Sementara strategi utama kedua yaitu peningkatan kapasitas UMKM, difokuskan untuk memperkuat produktivitas melalui perluasan akses pasar serta inovasi dan digitalisasi proses bisnis sehingga mendorong perbaikan daya saing UMKM.
Kemudian strategi utama yang ketiga adalah perluasan akses pembiayaan UMKM yang lebih sehat juga terus didorong untuk mendukung ekspansi usaha.
“Ini sejalan dengan kebijakan pemerintah yang mendorong peningkatan kredit UMKM, yang ditargetkan mencapai 30 persen pada 2024. Bank Indonesia terus memperkuat implementasi kebijakan Rasio Pembiayaan Inklusif Makroprudensial (RPIM),” kata Perry.
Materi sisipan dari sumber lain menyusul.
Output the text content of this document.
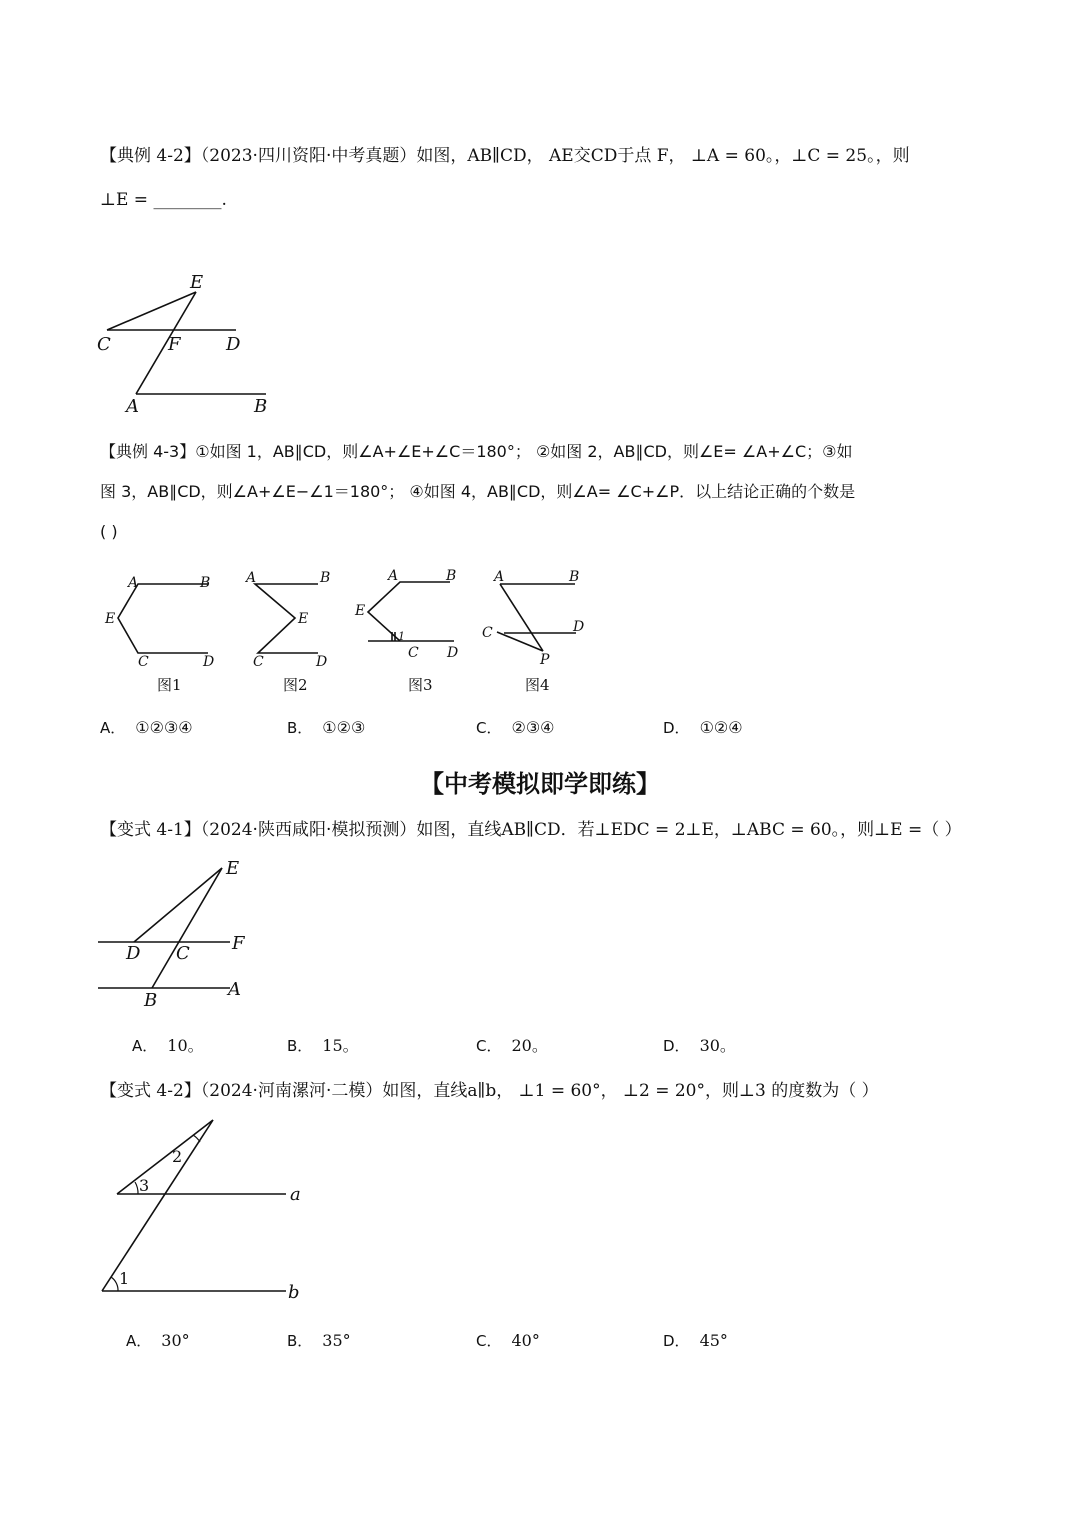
【典例 4-2】（2023·四川资阳·中考真题）如图，AB∥CD， AE交CD于点 F， ⊥A = 60。，⊥C = 25。，则
⊥E = ________.
E
C	F	D
A	B
【典例 4-3】①如图 1，AB∥CD，则∠A+∠E+∠C＝180°； ②如图 2，AB∥CD，则∠E= ∠A+∠C；③如
图 3，AB∥CD，则∠A+∠E−∠1＝180°； ④如图 4，AB∥CD，则∠A= ∠C+∠P．以上结论正确的个数是
( )
A	B
E
C	D
图1
A	B
E
C	D
图2
A	B
E
1
C D
图3
A	B
C	D
P
图4
A． ①②③④	B． ①②③	C． ②③④	D． ①②④
【中考模拟即学即练】
【变式 4-1】（2024·陕西咸阳·模拟预测）如图，直线AB∥CD．若⊥EDC = 2⊥E，⊥ABC = 60。，则⊥E =（ ）
E
D C F
B
A
A． 10。	B． 15。	C． 20。	D． 30。
【变式 4-2】（2024·河南漯河·二模）如图，直线a∥b， ⊥1 = 60°， ⊥2 = 20°，则⊥3 的度数为（ ）
2
3	a
1
b
A． 30°	B． 35°	C． 40°	D． 45°
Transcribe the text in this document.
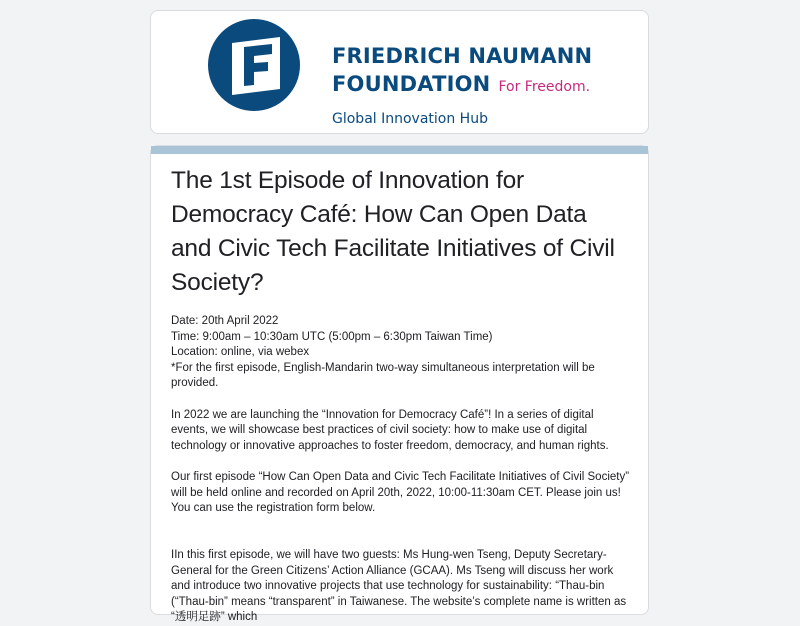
FRIEDRICH NAUMANN
FOUNDATION For Freedom.
Global Innovation Hub
The 1st Episode of Innovation for Democracy Café: How Can Open Data and Civic Tech Facilitate Initiatives of Civil Society?
Date: 20th April 2022
Time: 9:00am – 10:30am UTC (5:00pm – 6:30pm Taiwan Time)
Location: online, via webex
*For the first episode, English-Mandarin two-way simultaneous interpretation will be provided.
In 2022 we are launching the “Innovation for Democracy Café”! In a series of digital events, we will showcase best practices of civil society: how to make use of digital technology or innovative approaches to foster freedom, democracy, and human rights.
Our first episode “How Can Open Data and Civic Tech Facilitate Initiatives of Civil Society” will be held online and recorded on April 20th, 2022, 10:00-11:30am CET. Please join us! You can use the registration form below.
IIn this first episode, we will have two guests: Ms Hung-wen Tseng, Deputy Secretary-General for the Green Citizens’ Action Alliance (GCAA). Ms Tseng will discuss her work and introduce two innovative projects that use technology for sustainability: “Thau-bin (“Thau-bin” means “transparent” in Taiwanese. The website’s complete name is written as “透明足跡” which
Perluasan akses pembiayaan UMKM juga dilakukan dengan pengembangan model bisnis multiple channel financing (MCF), business matching pembiayaan, Aplikasi Pencatatan Informasi Keuangan (SIAPIK), Database UMKM Potensial Dibiayai (BISAID), serta perluasan pemanfaatan QRIS.
Dengan berbagai penguatan tersebut, UMKM diharapkan menjadi semakin bankable sehingga mudah mendapat akses permodalan.